Ce qui le conduit là ? Sans doute un humanisme intransigeant.
Né dans un milieu aisé, il manifeste une détestation précoce pour l'autorité et les convenances. De son père assureur, il dit « Il se maria avec ma mère avec pour objectif un bien être doré. Tous ses efforts allaient vers cet unique but. Il devint ainsi un bourgeois, le pire des bourgeois. »
Pour se faire exclure de l'internat, il menace d'y mettre le feu. Il fait une enfant à la lingère puis l'épouse, ce qui est moins ordinaire.
Il démarre une activité d'affichiste puis se tourne vers le dessin de presse.
Dans L'Assiette au beurre, le titre le plus exigeant et le plus féroce de la Troisième république où signent Steinlen, Kees van Dongen, Félix Vallotton, Benjamin Rabier ou Juan Gris, il cogne à tour de bras.
Avec des couleurs contrastées ou de grands aplats rouges et noirs, il étrille le patronat, la bourgeoisie, l’armée, le gouvernement, la colonisation, la religion, les mœurs…

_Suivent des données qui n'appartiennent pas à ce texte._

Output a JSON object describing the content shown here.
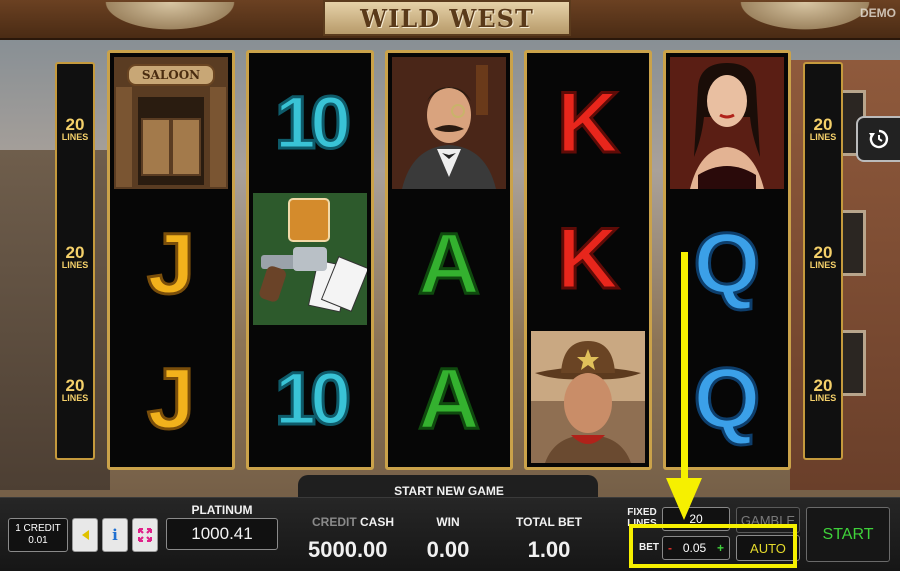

On aurait vite fait cependant de ranger Jossot parmi les anarchistes. Il est trop exclusif pour cela et pressé de croquer les tics des artistes, des avant-gardes, des contestataires assoupis. Au prolo parisien musette à l'épaule qui rentre du chagrin et demande à sa femme « Et c'te soupe ?», il fait répondre « Fiche-moi la paix. Je lis Karl Marx. »

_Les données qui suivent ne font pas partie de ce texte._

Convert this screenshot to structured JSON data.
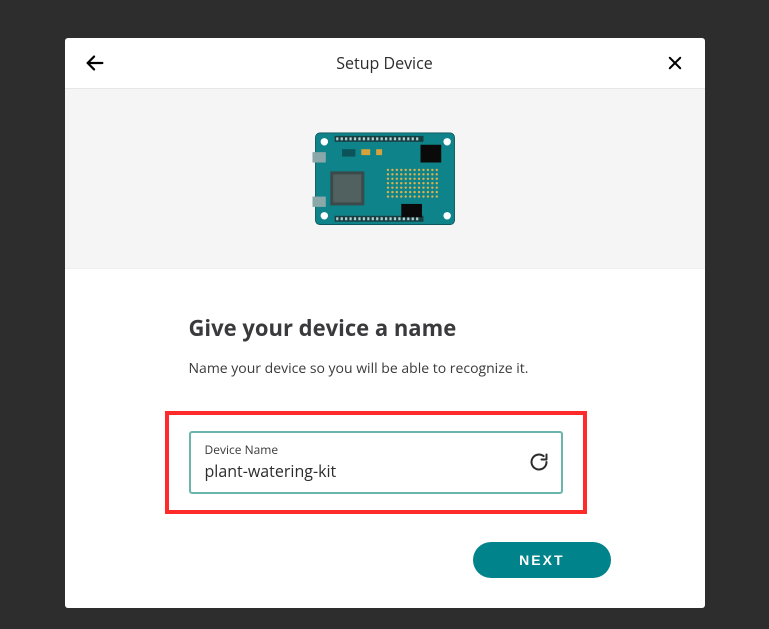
{
  "header": {
    "title": "Setup Device"
  },
  "main": {
    "heading": "Give your device a name",
    "description": "Name your device so you will be able to recognize it.",
    "input": {
      "label": "Device Name",
      "value": "plant-watering-kit"
    }
  },
  "footer": {
    "next_label": "NEXT"
  }
}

Pour Jossot, le dessin importe autant que le texte, la plume et le crayon sont des armes complémentaires et des outils d'artiste. Mais, l'heure n'est pas à la reconnaissance des caricaturistes et dans les années d'avant première guerre mondiale le paysage de la presse s'obscurcit, on préfère les dessins qui prêtent à rire à ceux qui donnent à penser. Jossot souffre de la grisaille parisienne et demeure inconsolé de la mort d'Irma, sa fille unique.
Il penche du côté de l'occultisme et de théosophie, doctrine mystique antagonique aux religions instituées. La théorie séduit d'autant plus dans les milieux libertaires et bohèmes que l'époque est positiviste. Jossot se dépayse, il voyage, rend visite à Étienne Dinet à Bou-Saâda et entretiendra avec lui une correspondance suivie, séjourne à Gafsa, Gabès, Tunis et Hammamet… et peint.
Il ne faut pas attendre de Jossot de subtiles nuances sinon dans ses paysages du sud tunisien.
Pour le reste, il est tout entier, intraitable. Il fuit plus qu'il ne quitte la France, ce n'est pas pour aller chanter les louanges de l'Occident civilisateur.
Il pointe les injustices coloniales. D'autres le font aussi. Mais il invective dans la foulée les Tunisiens qui pratiquent un théâtre sur le mode des conservatoires européens ou portent le veston.
Il se convertit à l'islam, en 1913 (la même année que Dinet), prend alors le nom d'Abdul Karim Jossot et est initié au soufisme. Il n'est pas un converti très commode pour ses nouveaux coreligionnaires. Toujours du côté des vaincus, même si ses positions restent parfois conservatrices ou font un peu rapidement référence à l'idée diffuse de race, il questionne, dans une série titrée Pitié pour elles, la situation des femmes, le voile, le mariage et la claustration.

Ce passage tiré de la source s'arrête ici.